Romain Pasquier : En Bretagne, il y avait beaucoup de listes en concurrence – cinq au second tour. Il y avait le parti socialiste, les écologistes d’EÉLV, la droite avec Isabelle Le Callennec (LR), la majorité présidentielle avec Thierry Burlot et le Rassemblement national. Le président sortant, qui n’avait jamais été élu sur son nom – Loïg Chesnais-Girard a remplacé Jean-Yves le Drian lorsqu’il est devenu ministre de la Défense – était connu, mais pas très connu, étant élu d’une petite commune très à l’est de la Bretagne. La prime au sortant a certes joué pour lui, mais la situation n’est pas complètement comparable à celle d’autres leaders PS ou LR comme Xavier Bertrand ou Carole Delga. Loïg Chesnais-Girard obtient à 21 % au premier tour, devant Isabelle Le Callennec et Thierry Burlot qui font autour de 15 %. La « prime » est faible et s’amplifie quelque peu au second tour où il atteint presque 30 %, grâce aussi à l’apport de la liste écologiste dissidente et du vote utile d’une partie de l’électorat de gauche macroniste.
En conclusion, oui, il y a une prime au sortant en Bretagne, parce que Loïg Chesnais-Girard a un peu plus de notoriété, parce qu’il est président de la région ; il a été très présent sur les réseaux sociaux, il a fait une campagne assez marketing, en s’efforçant de capitaliser sur son prénom breton avec sa liste « la Bretagne avec Loïg »… mais en réalité les gens ne connaissent pas, ou très peu, leurs conseillers régionaux, comme d’ailleurs leurs conseillers départementaux.
Florent Gougou : Tout d’abord, je ne suis pas sûr que tout le monde parle de la même chose en utilisant le terme de prime au sortant. Ce que l’on observe, c’est une reconduction très forte des sortants qui sont d’abord, de mon point de vue, la conséquence de la sociologie de l’électorat. Les personnes qui vont voter sont avant tout des personnes plus âgées qui ont un fort réflexe légitimiste, sans quoi on ne comprendrait pas pourquoi les sortants de gauche autant que ceux de droite ont été favorisés.
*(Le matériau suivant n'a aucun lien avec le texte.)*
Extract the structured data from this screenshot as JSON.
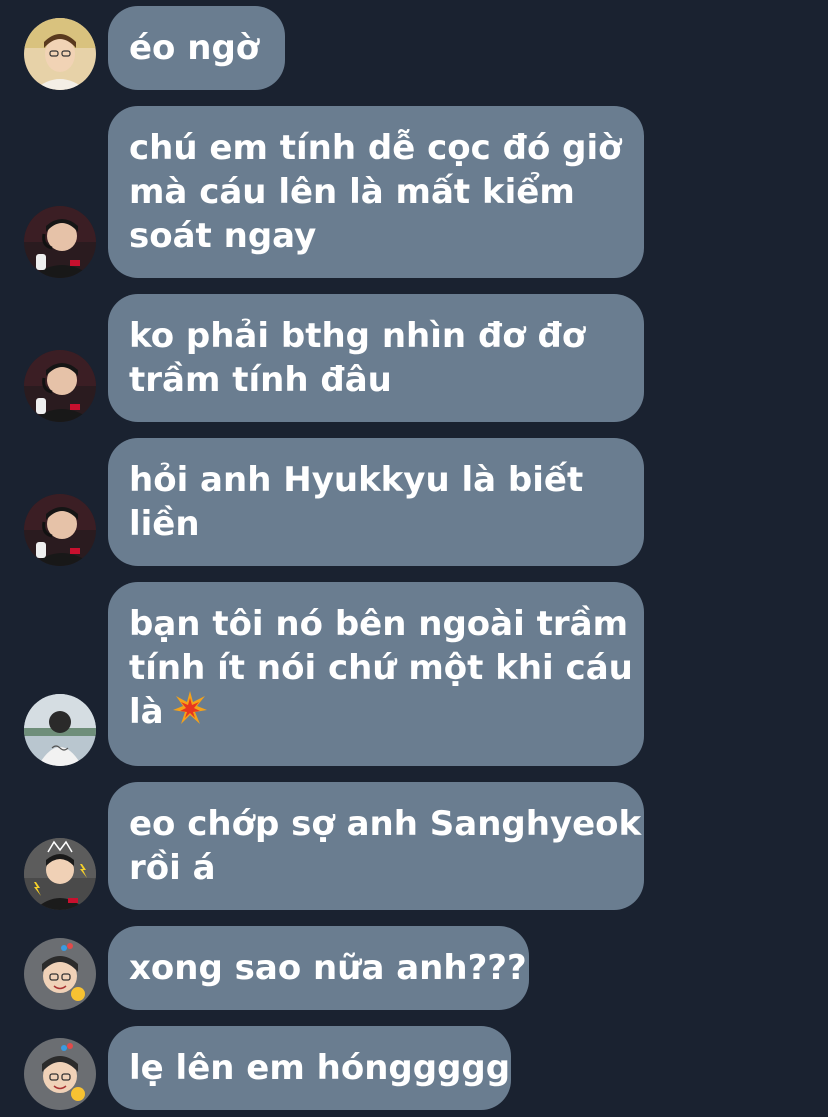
{
  "conversation": {
    "messages": [
      {
        "avatar": "user-avatar-1",
        "lines": [
          "éo ngờ"
        ]
      },
      {
        "avatar": "user-avatar-2",
        "lines": [
          "chú em tính dễ cọc đó giờ",
          "mà cáu lên là mất kiểm",
          "soát ngay"
        ]
      },
      {
        "avatar": "user-avatar-2",
        "lines": [
          "ko phải bthg nhìn đơ đơ",
          "trầm tính đâu"
        ]
      },
      {
        "avatar": "user-avatar-2",
        "lines": [
          "hỏi anh Hyukkyu là biết",
          "liền"
        ]
      },
      {
        "avatar": "user-avatar-3",
        "lines": [
          "bạn tôi nó bên ngoài trầm",
          "tính ít nói chứ một khi cáu",
          "là"
        ],
        "emoji": "collision-emoji"
      },
      {
        "avatar": "user-avatar-4",
        "lines": [
          "eo chớp sợ anh Sanghyeok",
          "rồi á"
        ]
      },
      {
        "avatar": "user-avatar-5",
        "lines": [
          "xong sao nữa anh???"
        ]
      },
      {
        "avatar": "user-avatar-5",
        "lines": [
          "lẹ lên em hónggggg"
        ]
      }
    ]
  },
  "colors": {
    "background": "#1a2230",
    "bubble": "#6a7d90",
    "text": "#ffffff"
  }
}
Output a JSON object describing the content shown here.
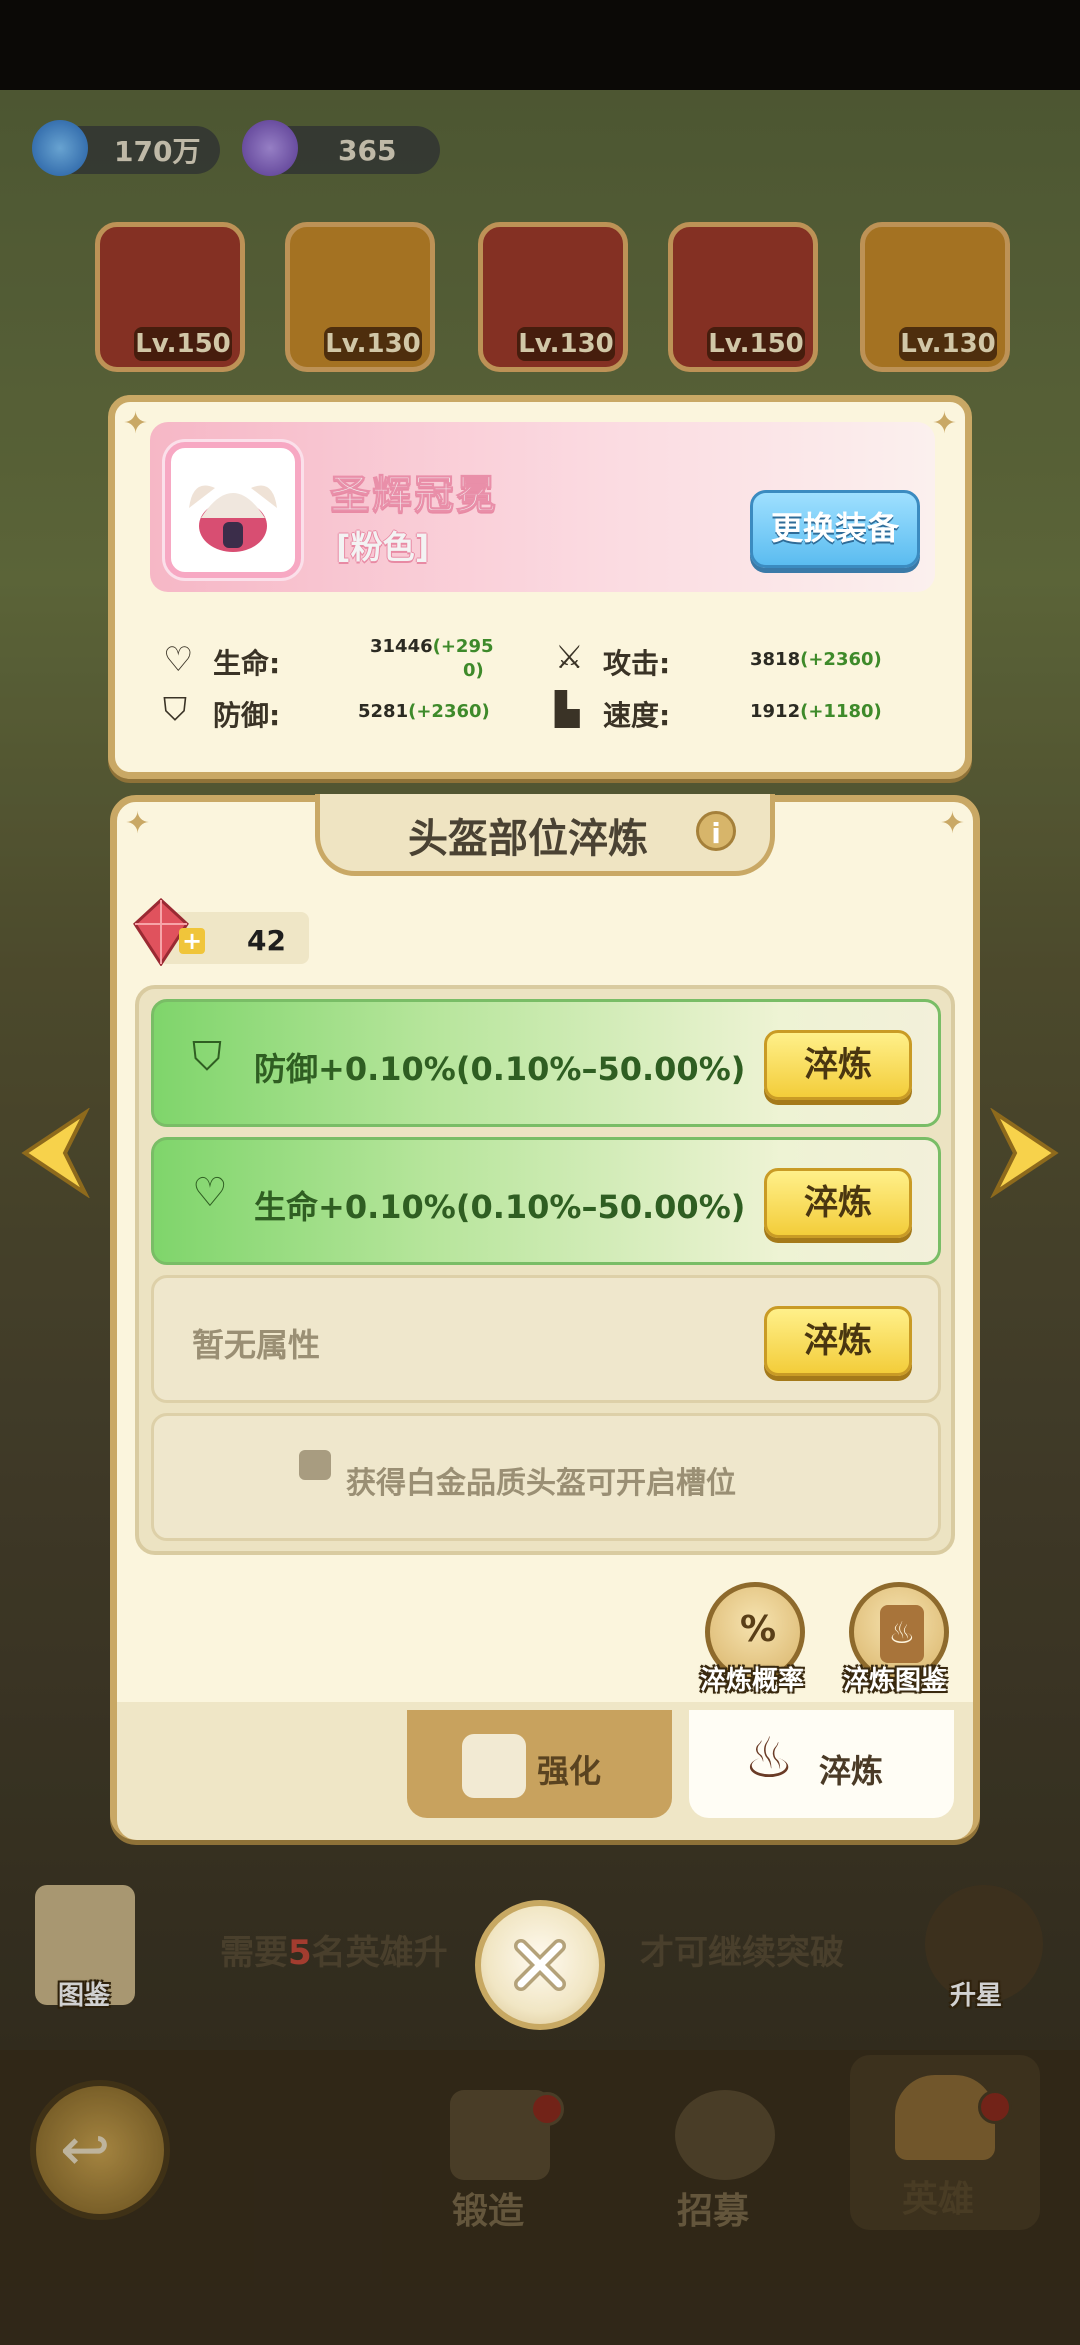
{
  "resources": {
    "gold": "170万",
    "gems": "365"
  },
  "heroes": [
    {
      "level": "Lv.150",
      "color": "#a23b2b"
    },
    {
      "level": "Lv.130",
      "color": "#c98c2a"
    },
    {
      "level": "Lv.130",
      "color": "#a23b2b"
    },
    {
      "level": "Lv.150",
      "color": "#a23b2b"
    },
    {
      "level": "Lv.130",
      "color": "#c98c2a"
    }
  ],
  "equipment": {
    "name": "圣辉冠冕",
    "quality": "[粉色]",
    "change_button": "更换装备",
    "stats": {
      "hp_label": "生命:",
      "hp_base": "31446",
      "hp_bonus_line1": "(+295",
      "hp_bonus_line2": "0)",
      "atk_label": "攻击:",
      "atk_base": "3818",
      "atk_bonus": "(+2360)",
      "def_label": "防御:",
      "def_base": "5281",
      "def_bonus": "(+2360)",
      "spd_label": "速度:",
      "spd_base": "1912",
      "spd_bonus": "(+1180)"
    }
  },
  "refine": {
    "title": "头盔部位淬炼",
    "info": "i",
    "gem_count": "42",
    "slots": [
      {
        "text": "防御+0.10%(0.10%–50.00%)",
        "button": "淬炼",
        "icon": "shield-icon"
      },
      {
        "text": "生命+0.10%(0.10%–50.00%)",
        "button": "淬炼",
        "icon": "heart-icon"
      },
      {
        "text": "暂无属性",
        "button": "淬炼"
      }
    ],
    "locked_slot": "获得白金品质头盔可开启槽位",
    "rate_button": "淬炼概率",
    "codex_button": "淬炼图鉴",
    "rate_icon": "%",
    "tabs": {
      "strengthen": "强化",
      "refine": "淬炼"
    }
  },
  "background": {
    "codex_label": "图鉴",
    "notice_prefix": "需要",
    "notice_number": "5",
    "notice_mid": "名英雄升",
    "notice_suffix": "才可继续突破",
    "upstar_label": "升星"
  },
  "nav": {
    "forge": "锻造",
    "recruit": "招募",
    "hero": "英雄"
  }
}
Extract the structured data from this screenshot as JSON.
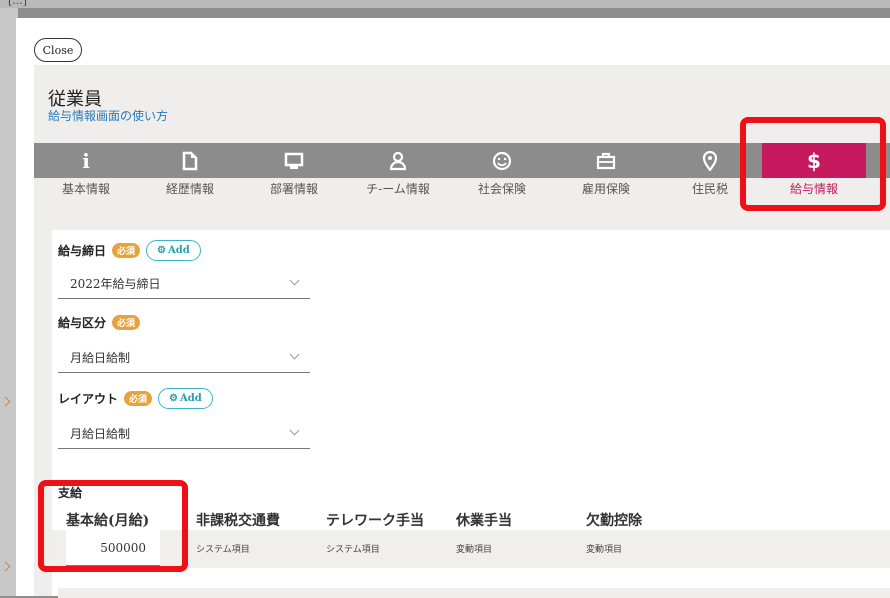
{
  "background": {
    "top_text": "[...]"
  },
  "close_label": "Close",
  "header": {
    "title": "従業員",
    "help_link": "給与情報画面の使い方"
  },
  "tabs": [
    {
      "label": "基本情報",
      "icon": "info-icon"
    },
    {
      "label": "経歴情報",
      "icon": "document-icon"
    },
    {
      "label": "部署情報",
      "icon": "monitor-icon"
    },
    {
      "label": "チ-ーム情報",
      "icon": "person-icon"
    },
    {
      "label": "社会保険",
      "icon": "smiley-icon"
    },
    {
      "label": "雇用保険",
      "icon": "briefcase-icon"
    },
    {
      "label": "住民税",
      "icon": "map-pin-icon"
    },
    {
      "label": "給与情報",
      "icon": "dollar-icon",
      "active": true
    }
  ],
  "form": {
    "pay_close": {
      "label": "給与締日",
      "required": "必須",
      "add": "Add",
      "value": "2022年給与締日"
    },
    "pay_class": {
      "label": "給与区分",
      "required": "必須",
      "value": "月給日給制"
    },
    "layout": {
      "label": "レイアウト",
      "required": "必須",
      "add": "Add",
      "value": "月給日給制"
    }
  },
  "payment": {
    "section": "支給",
    "headers": [
      "基本給(月給)",
      "非課税交通費",
      "テレワーク手当",
      "休業手当",
      "欠勤控除"
    ],
    "base_value": "500000",
    "cells": [
      "システム項目",
      "システム項目",
      "変動項目",
      "変動項目"
    ]
  },
  "colors": {
    "accent": "#c6195e",
    "highlight": "#ee0f17",
    "required": "#e9a23b",
    "add": "#3fb3c8",
    "link": "#2a7ab8"
  }
}
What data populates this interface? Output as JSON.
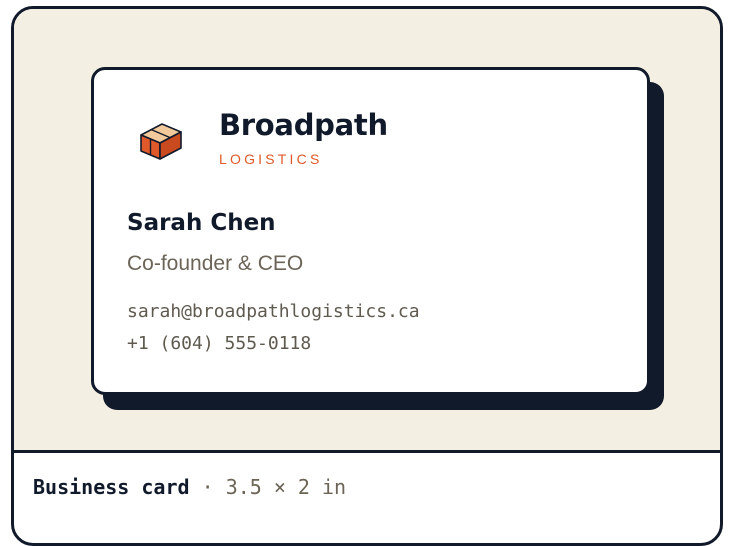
{
  "card": {
    "brand_name": "Broadpath",
    "brand_sub": "LOGISTICS",
    "person_name": "Sarah Chen",
    "person_role": "Co-founder & CEO",
    "email": "sarah@broadpathlogistics.ca",
    "phone": "+1 (604) 555-0118",
    "logo_icon": "stacked-boxes-icon"
  },
  "footer": {
    "label": "Business card",
    "separator": "·",
    "dimensions": "3.5 × 2 in"
  },
  "colors": {
    "background": "#f4efe3",
    "ink": "#111a2b",
    "accent": "#e0592a",
    "logo_light": "#f2c99a",
    "muted_text": "#6b6457"
  }
}
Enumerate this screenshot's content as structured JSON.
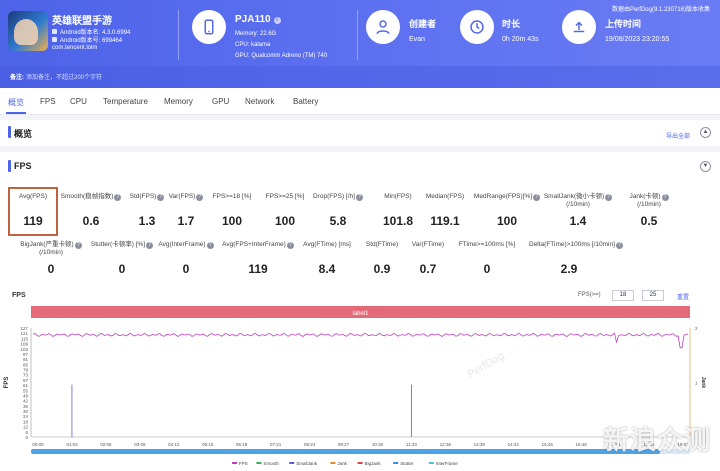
{
  "app": {
    "name": "英雄联盟手游",
    "android_version": "Android版本名: 4.3.0.6994",
    "android_code": "Android版本号: 699464",
    "package": "com.tencent.lolm"
  },
  "device": {
    "name": "PJA110",
    "memory": "Memory: 22.6G",
    "cpu": "CPU: kalama",
    "gpu": "GPU: Qualcomm Adreno (TM) 740"
  },
  "creator": {
    "label": "创建者",
    "value": "Evan"
  },
  "duration": {
    "label": "时长",
    "value": "0h 20m 43s"
  },
  "upload": {
    "label": "上传时间",
    "value": "19/08/2023 23:20:55",
    "perfdog": "数据由PerfDog(9.1.230716)版本收集"
  },
  "note": {
    "label": "备注:",
    "placeholder": "添加备注，不超过200个字符"
  },
  "tabs": [
    "概览",
    "FPS",
    "CPU",
    "Temperature",
    "Memory",
    "GPU",
    "Network",
    "Battery"
  ],
  "overview": {
    "title": "概览",
    "export": "导出全部"
  },
  "fps_section": {
    "title": "FPS"
  },
  "stats_row1": [
    {
      "label": "Avg(FPS)",
      "value": "119",
      "help": false
    },
    {
      "label": "Smooth(稳帧指数)",
      "value": "0.6",
      "help": true
    },
    {
      "label": "Std(FPS)",
      "value": "1.3",
      "help": true
    },
    {
      "label": "Var(FPS)",
      "value": "1.7",
      "help": true
    },
    {
      "label": "FPS>=18 [%]",
      "value": "100",
      "help": false
    },
    {
      "label": "FPS>=25 [%]",
      "value": "100",
      "help": false
    },
    {
      "label": "Drop(FPS) [/h]",
      "value": "5.8",
      "help": true
    },
    {
      "label": "Min(FPS)",
      "value": "101.8",
      "help": false
    },
    {
      "label": "Median(FPS)",
      "value": "119.1",
      "help": false
    },
    {
      "label": "MedRange(FPS)[%]",
      "value": "100",
      "help": true
    },
    {
      "label": "SmallJank(微小卡顿)",
      "label2": "(/10min)",
      "value": "1.4",
      "help": true
    },
    {
      "label": "Jank(卡顿)",
      "label2": "(/10min)",
      "value": "0.5",
      "help": true
    }
  ],
  "stats_row2": [
    {
      "label": "BigJank(严重卡顿)",
      "label2": "(/10min)",
      "value": "0",
      "help": true
    },
    {
      "label": "Stutter(卡顿率) [%]",
      "value": "0",
      "help": true
    },
    {
      "label": "Avg(InterFrame)",
      "value": "0",
      "help": true
    },
    {
      "label": "Avg(FPS+InterFrame)",
      "value": "119",
      "help": true
    },
    {
      "label": "Avg(FTime) [ms]",
      "value": "8.4",
      "help": false
    },
    {
      "label": "Std(FTime)",
      "value": "0.9",
      "help": false
    },
    {
      "label": "Var(FTime)",
      "value": "0.7",
      "help": false
    },
    {
      "label": "FTime>=100ms [%]",
      "value": "0",
      "help": false
    },
    {
      "label": "Delta(FTime)>100ms [/10min]",
      "value": "2.9",
      "help": true
    }
  ],
  "chart_controls": {
    "title": "FPS",
    "fps_ge_label": "FPS(>=)",
    "min1": "18",
    "min2": "25",
    "reset": "重置",
    "label_bar": "label1"
  },
  "chart_data": {
    "type": "line",
    "ylabel": "FPS",
    "y2label": "Jank",
    "y_ticks": [
      "0",
      "6",
      "12",
      "18",
      "24",
      "30",
      "36",
      "42",
      "49",
      "55",
      "61",
      "67",
      "73",
      "79",
      "85",
      "91",
      "97",
      "103",
      "109",
      "115",
      "121",
      "127"
    ],
    "y2_ticks": [
      "0",
      "1",
      "2"
    ],
    "x_ticks": [
      "00:00",
      "01:03",
      "02:06",
      "03:09",
      "04:12",
      "05:15",
      "06:18",
      "07:21",
      "08:24",
      "09:27",
      "10:30",
      "11:33",
      "12:36",
      "13:39",
      "14:42",
      "15:45",
      "16:48",
      "17:51",
      "18:54",
      "19:57"
    ],
    "ylim": [
      0,
      127
    ],
    "series_fps_level": 119,
    "dips": [
      {
        "x": "17:54",
        "y": 110
      },
      {
        "x": "19:54",
        "y": 104
      }
    ],
    "spikes": [
      {
        "x": "01:03",
        "y": 61
      },
      {
        "x": "11:33",
        "y": 61
      }
    ],
    "legend": [
      "FPS",
      "Smooth",
      "SmallJank",
      "Jank",
      "BigJank",
      "Stutter",
      "InterFrame"
    ],
    "legend_colors": [
      "#c23fbf",
      "#3fae5b",
      "#5b5fcf",
      "#e38a2e",
      "#d9434d",
      "#3a8fd9",
      "#49c3d8"
    ],
    "watermark": "PerfDog"
  },
  "watermark_text": "新浪众测"
}
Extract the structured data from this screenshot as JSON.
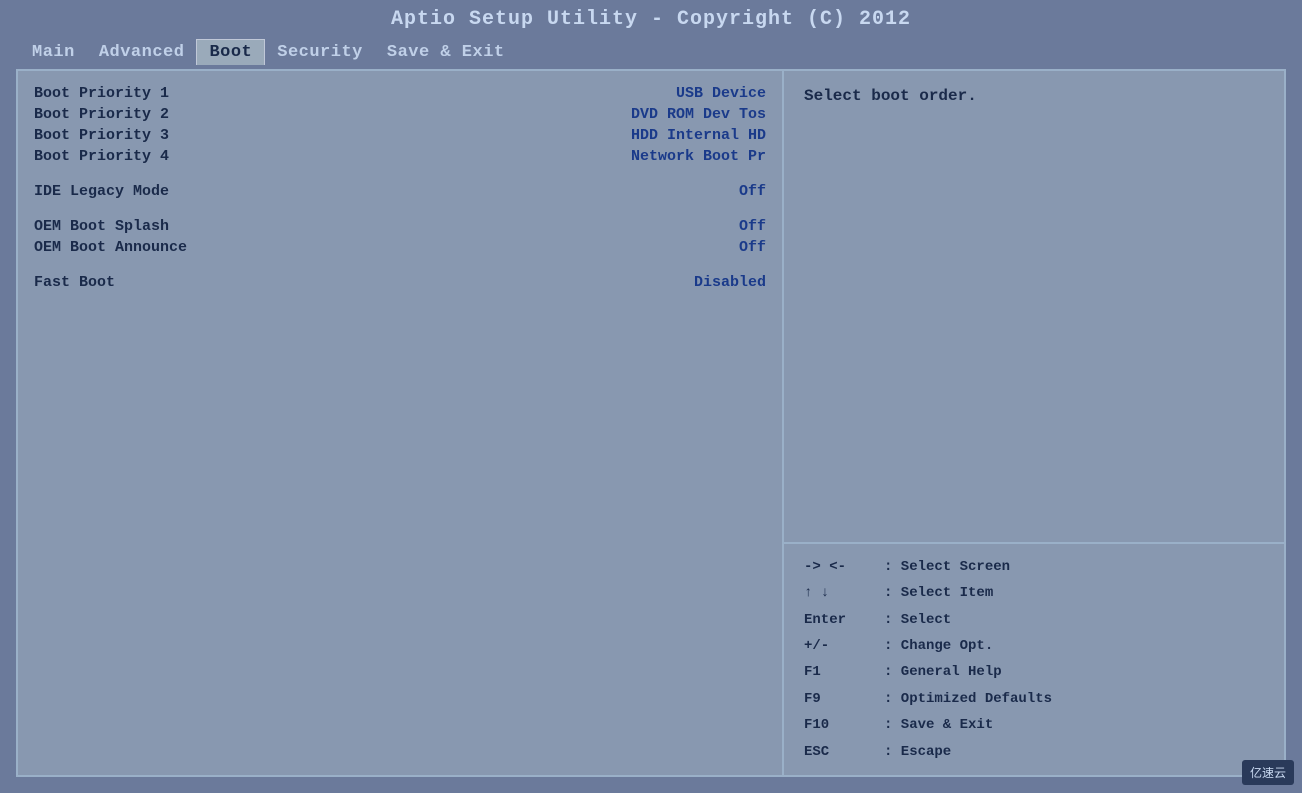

Cela est dû au statut de sortant plutôt qu’au profil des candidats. Ce fait doit nous inciter à nous méfier de toute surinterprétation des résultats au regard du rapport de force gauche-droite. Il peut y avoir des glissements, mais si on regarde le total national, il faut se souvenir que la droite, ayant plus de sortants, a été avantagée par cette dynamique. L’effet aurait été inverse si la gauche avait eu plus de sortants.
En outre, avoir des sortants change beaucoup de choses en termes de notoriété. En Auvergne Rhône Alpes, Laurent Wauquiez, connu pour ses sorties publiques et son goût de la communication, était incroyablement plus connu des électeurs que ses concurrents. Pour nombre d’électeurs peu informés sur la politique, et dans un contexte où les professions de foi ne sont pas directement arrivées dans les foyers, le fait de pouvoir se rattacher à une figure connue et qui a gouverné est rassurant. En Auvergne-Rhône-Alpes comme ailleurs, les gens continuent à vivre, aucun dysfonctionnement majeur dans l’organisation régionale n’a été observé, la gestion semble acceptable : dans ce contexte, beaucoup d’électeurs ne voient aucune raison de sanctionner les sortants.
Sources
- Voir PERSICO Simon et GOUGOU Florent, La poussée (inachevée) de EELV : leçons tirées du 1ertour des municipales, Note de la Fondation de l’Écologie politique, n°19, 2020.